Incorporation of CeF3 on single-atom dispersed Fe/N/C with oxophilic interface as highly durable electrocatalyst for proton exchange membrane fuel cell

Abstract

Herein, we demonstrate a bottom-up synthetic method resulting in a nanocomposite which consist of cerium fluoride (CeF3) embedded in iron-nitrogen-doped porous carbon (Fe/N/C) utilizing fluorination and ammonia annealing. High-angle annular dark field scanning transmission electron microscopy (HAADF-STEM) combined with X-ray absorption spectroscopy (XAS) verifies that the Fe species are present as Fe-N4 coordination at an atomic level in the CeF3-Fe/N/C catalyst.
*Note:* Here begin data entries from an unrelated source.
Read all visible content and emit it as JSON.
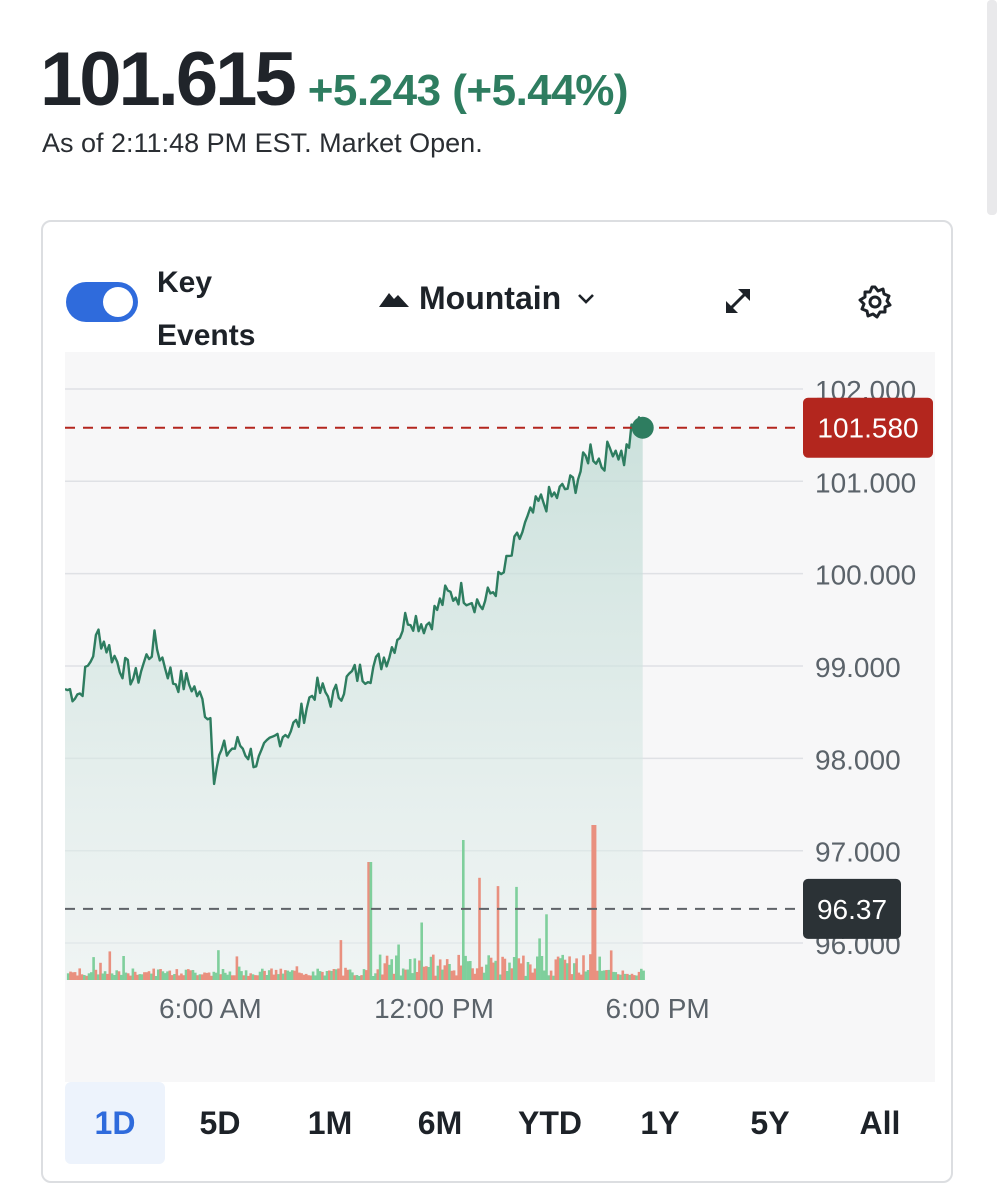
{
  "quote": {
    "price": "101.615",
    "change": "+5.243 (+5.44%)",
    "as_of": "As of 2:11:48 PM EST. Market Open."
  },
  "controls": {
    "key_events_label": "Key Events",
    "key_events_on": true,
    "chart_type_label": "Mountain",
    "icons": [
      "mountain-icon",
      "chevron-down-icon",
      "expand-icon",
      "gear-icon"
    ]
  },
  "colors": {
    "up": "#2e7d60",
    "down": "#e07a6a",
    "accent": "#2f6bdc",
    "current_price_tag": "#b3261e",
    "prev_close_tag": "#2b3236"
  },
  "chart_data": {
    "type": "area",
    "y_ticks": [
      "102.000",
      "101.000",
      "100.000",
      "99.000",
      "98.000",
      "97.000",
      "96.000"
    ],
    "y_tick_values": [
      102,
      101,
      100,
      99,
      98,
      97,
      96
    ],
    "ylim": [
      95.6,
      102.4
    ],
    "x_ticks": [
      "6:00 AM",
      "12:00 PM",
      "6:00 PM"
    ],
    "x_tick_hours": [
      6,
      12,
      18
    ],
    "x_range_hours": [
      2.1,
      21.9
    ],
    "current_price": 101.58,
    "current_price_label": "101.580",
    "previous_close": 96.37,
    "previous_close_label": "96.37",
    "price_anchors": [
      [
        2.1,
        98.75
      ],
      [
        2.5,
        98.7
      ],
      [
        3.0,
        99.35
      ],
      [
        3.5,
        99.05
      ],
      [
        4.0,
        98.85
      ],
      [
        4.5,
        99.25
      ],
      [
        5.0,
        98.85
      ],
      [
        5.5,
        98.8
      ],
      [
        6.0,
        98.45
      ],
      [
        6.1,
        97.85
      ],
      [
        6.3,
        98.05
      ],
      [
        6.8,
        98.15
      ],
      [
        7.3,
        97.95
      ],
      [
        7.8,
        98.25
      ],
      [
        8.3,
        98.35
      ],
      [
        8.8,
        98.75
      ],
      [
        9.3,
        98.65
      ],
      [
        9.8,
        98.9
      ],
      [
        10.3,
        98.95
      ],
      [
        10.8,
        99.15
      ],
      [
        11.3,
        99.55
      ],
      [
        11.8,
        99.45
      ],
      [
        12.3,
        99.75
      ],
      [
        12.8,
        99.8
      ],
      [
        13.3,
        99.65
      ],
      [
        13.8,
        99.95
      ],
      [
        14.3,
        100.4
      ],
      [
        14.8,
        100.75
      ],
      [
        15.3,
        100.85
      ],
      [
        15.8,
        101.0
      ],
      [
        16.2,
        101.35
      ],
      [
        16.5,
        101.2
      ],
      [
        16.8,
        101.4
      ],
      [
        17.1,
        101.25
      ],
      [
        17.3,
        101.5
      ],
      [
        17.5,
        101.6
      ],
      [
        17.6,
        101.58
      ]
    ],
    "volume_seed": 7
  },
  "ranges": [
    "1D",
    "5D",
    "1M",
    "6M",
    "YTD",
    "1Y",
    "5Y",
    "All"
  ],
  "active_range": "1D"
}
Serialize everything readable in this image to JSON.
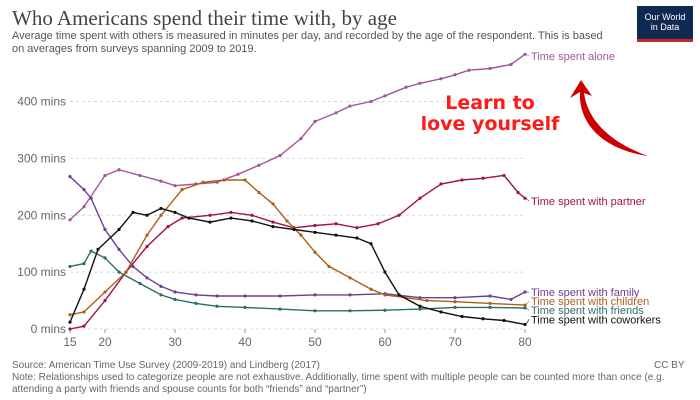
{
  "header": {
    "title": "Who Americans spend their time with, by age",
    "subtitle": "Average time spent with others is measured in minutes per day, and recorded by the age of the respondent. This is based on averages from surveys spanning 2009 to 2019.",
    "logo_lines": [
      "Our World",
      "in Data"
    ]
  },
  "annotation": {
    "lines": [
      "Learn to",
      "love yourself"
    ],
    "color": "#ff1a1a"
  },
  "footer": {
    "source": "Source: American Time Use Survey (2009-2019) and Lindberg (2017)",
    "license": "CC BY",
    "note": "Note: Relationships used to categorize people are not exhaustive. Additionally, time spent with multiple people can be counted more than once (e.g. attending a party with friends and spouse counts for both “friends” and “partner”)"
  },
  "chart_data": {
    "type": "line",
    "title": "Who Americans spend their time with, by age",
    "xlabel": "",
    "ylabel": "",
    "xlim": [
      15,
      80
    ],
    "ylim": [
      0,
      480
    ],
    "x_ticks": [
      15,
      20,
      30,
      40,
      50,
      60,
      70,
      80
    ],
    "y_ticks": [
      0,
      100,
      200,
      300,
      400
    ],
    "y_tick_labels": [
      "0 mins",
      "100 mins",
      "200 mins",
      "300 mins",
      "400 mins"
    ],
    "grid": "horizontal-dotted",
    "legend": "direct labels at line ends",
    "series": [
      {
        "name": "Time spent alone",
        "color": "#a2559c",
        "points": [
          [
            15,
            192
          ],
          [
            17,
            215
          ],
          [
            20,
            270
          ],
          [
            22,
            280
          ],
          [
            25,
            270
          ],
          [
            28,
            260
          ],
          [
            30,
            252
          ],
          [
            33,
            255
          ],
          [
            36,
            258
          ],
          [
            39,
            272
          ],
          [
            42,
            288
          ],
          [
            45,
            305
          ],
          [
            48,
            335
          ],
          [
            50,
            365
          ],
          [
            53,
            380
          ],
          [
            55,
            392
          ],
          [
            58,
            400
          ],
          [
            60,
            410
          ],
          [
            63,
            425
          ],
          [
            65,
            432
          ],
          [
            68,
            440
          ],
          [
            70,
            447
          ],
          [
            72,
            455
          ],
          [
            75,
            458
          ],
          [
            78,
            465
          ],
          [
            80,
            483
          ]
        ]
      },
      {
        "name": "Time spent with partner",
        "color": "#a2114f",
        "points": [
          [
            15,
            0
          ],
          [
            17,
            5
          ],
          [
            20,
            50
          ],
          [
            23,
            100
          ],
          [
            26,
            145
          ],
          [
            29,
            180
          ],
          [
            31,
            195
          ],
          [
            35,
            200
          ],
          [
            38,
            205
          ],
          [
            41,
            200
          ],
          [
            44,
            188
          ],
          [
            47,
            178
          ],
          [
            50,
            182
          ],
          [
            53,
            185
          ],
          [
            56,
            178
          ],
          [
            59,
            185
          ],
          [
            62,
            200
          ],
          [
            65,
            230
          ],
          [
            68,
            255
          ],
          [
            71,
            262
          ],
          [
            74,
            265
          ],
          [
            77,
            270
          ],
          [
            79,
            240
          ],
          [
            80,
            230
          ]
        ]
      },
      {
        "name": "Time spent with family",
        "color": "#6d3e91",
        "points": [
          [
            15,
            268
          ],
          [
            17,
            245
          ],
          [
            18,
            230
          ],
          [
            20,
            175
          ],
          [
            22,
            140
          ],
          [
            24,
            110
          ],
          [
            26,
            90
          ],
          [
            28,
            75
          ],
          [
            30,
            65
          ],
          [
            33,
            60
          ],
          [
            36,
            58
          ],
          [
            40,
            58
          ],
          [
            45,
            58
          ],
          [
            50,
            60
          ],
          [
            55,
            60
          ],
          [
            60,
            62
          ],
          [
            65,
            55
          ],
          [
            70,
            55
          ],
          [
            75,
            58
          ],
          [
            78,
            52
          ],
          [
            80,
            65
          ]
        ]
      },
      {
        "name": "Time spent with children",
        "color": "#b05e16",
        "points": [
          [
            15,
            25
          ],
          [
            17,
            30
          ],
          [
            20,
            65
          ],
          [
            23,
            100
          ],
          [
            26,
            165
          ],
          [
            28,
            200
          ],
          [
            31,
            245
          ],
          [
            34,
            258
          ],
          [
            37,
            262
          ],
          [
            40,
            262
          ],
          [
            42,
            240
          ],
          [
            44,
            220
          ],
          [
            46,
            190
          ],
          [
            48,
            165
          ],
          [
            50,
            135
          ],
          [
            52,
            110
          ],
          [
            55,
            90
          ],
          [
            58,
            70
          ],
          [
            60,
            60
          ],
          [
            63,
            55
          ],
          [
            66,
            50
          ],
          [
            70,
            48
          ],
          [
            75,
            45
          ],
          [
            80,
            42
          ]
        ]
      },
      {
        "name": "Time spent with friends",
        "color": "#2a6e6a",
        "points": [
          [
            15,
            110
          ],
          [
            17,
            115
          ],
          [
            18,
            137
          ],
          [
            20,
            125
          ],
          [
            22,
            100
          ],
          [
            25,
            80
          ],
          [
            28,
            60
          ],
          [
            30,
            52
          ],
          [
            33,
            45
          ],
          [
            36,
            40
          ],
          [
            40,
            38
          ],
          [
            45,
            35
          ],
          [
            50,
            32
          ],
          [
            55,
            32
          ],
          [
            60,
            33
          ],
          [
            65,
            35
          ],
          [
            70,
            38
          ],
          [
            75,
            38
          ],
          [
            80,
            37
          ]
        ]
      },
      {
        "name": "Time spent with coworkers",
        "color": "#111111",
        "points": [
          [
            15,
            12
          ],
          [
            17,
            70
          ],
          [
            19,
            140
          ],
          [
            22,
            175
          ],
          [
            24,
            205
          ],
          [
            26,
            200
          ],
          [
            28,
            212
          ],
          [
            30,
            205
          ],
          [
            32,
            195
          ],
          [
            35,
            188
          ],
          [
            38,
            195
          ],
          [
            41,
            190
          ],
          [
            44,
            180
          ],
          [
            47,
            175
          ],
          [
            50,
            170
          ],
          [
            53,
            165
          ],
          [
            56,
            160
          ],
          [
            58,
            150
          ],
          [
            60,
            100
          ],
          [
            62,
            60
          ],
          [
            65,
            40
          ],
          [
            68,
            30
          ],
          [
            71,
            22
          ],
          [
            74,
            18
          ],
          [
            77,
            15
          ],
          [
            80,
            8
          ]
        ]
      }
    ],
    "label_y_positions": [
      480,
      225,
      65,
      49,
      33,
      17
    ]
  }
}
A high-spin Fe3+-N4 configuration in the nitrogen-doped carbon revealed by 57Fe Mössbauer spectrum and X-ray absorption spectroscopy for Fe L-edge, which will contribute to the oxygen reduction reaction (ORR) activity in acid electrolyte. CeF3 embedded into the structure of Fe/N/C not only form the oxophilic interface, but also regulate the surface chemical state of Fe and Ce species as well as boosting ORR in acidic solution. The presence of Ce3+ sites at the CeF3-Fe/N/C hybrid catalyst could enhance the O2 adsorption capability and promote H2O2 reducing to water efficiently, thus greatly improve of the electrochemical performance and durability of Fe/N/C catalyst is demonstrated in proton exchange membrane fuel cell (PEMFC).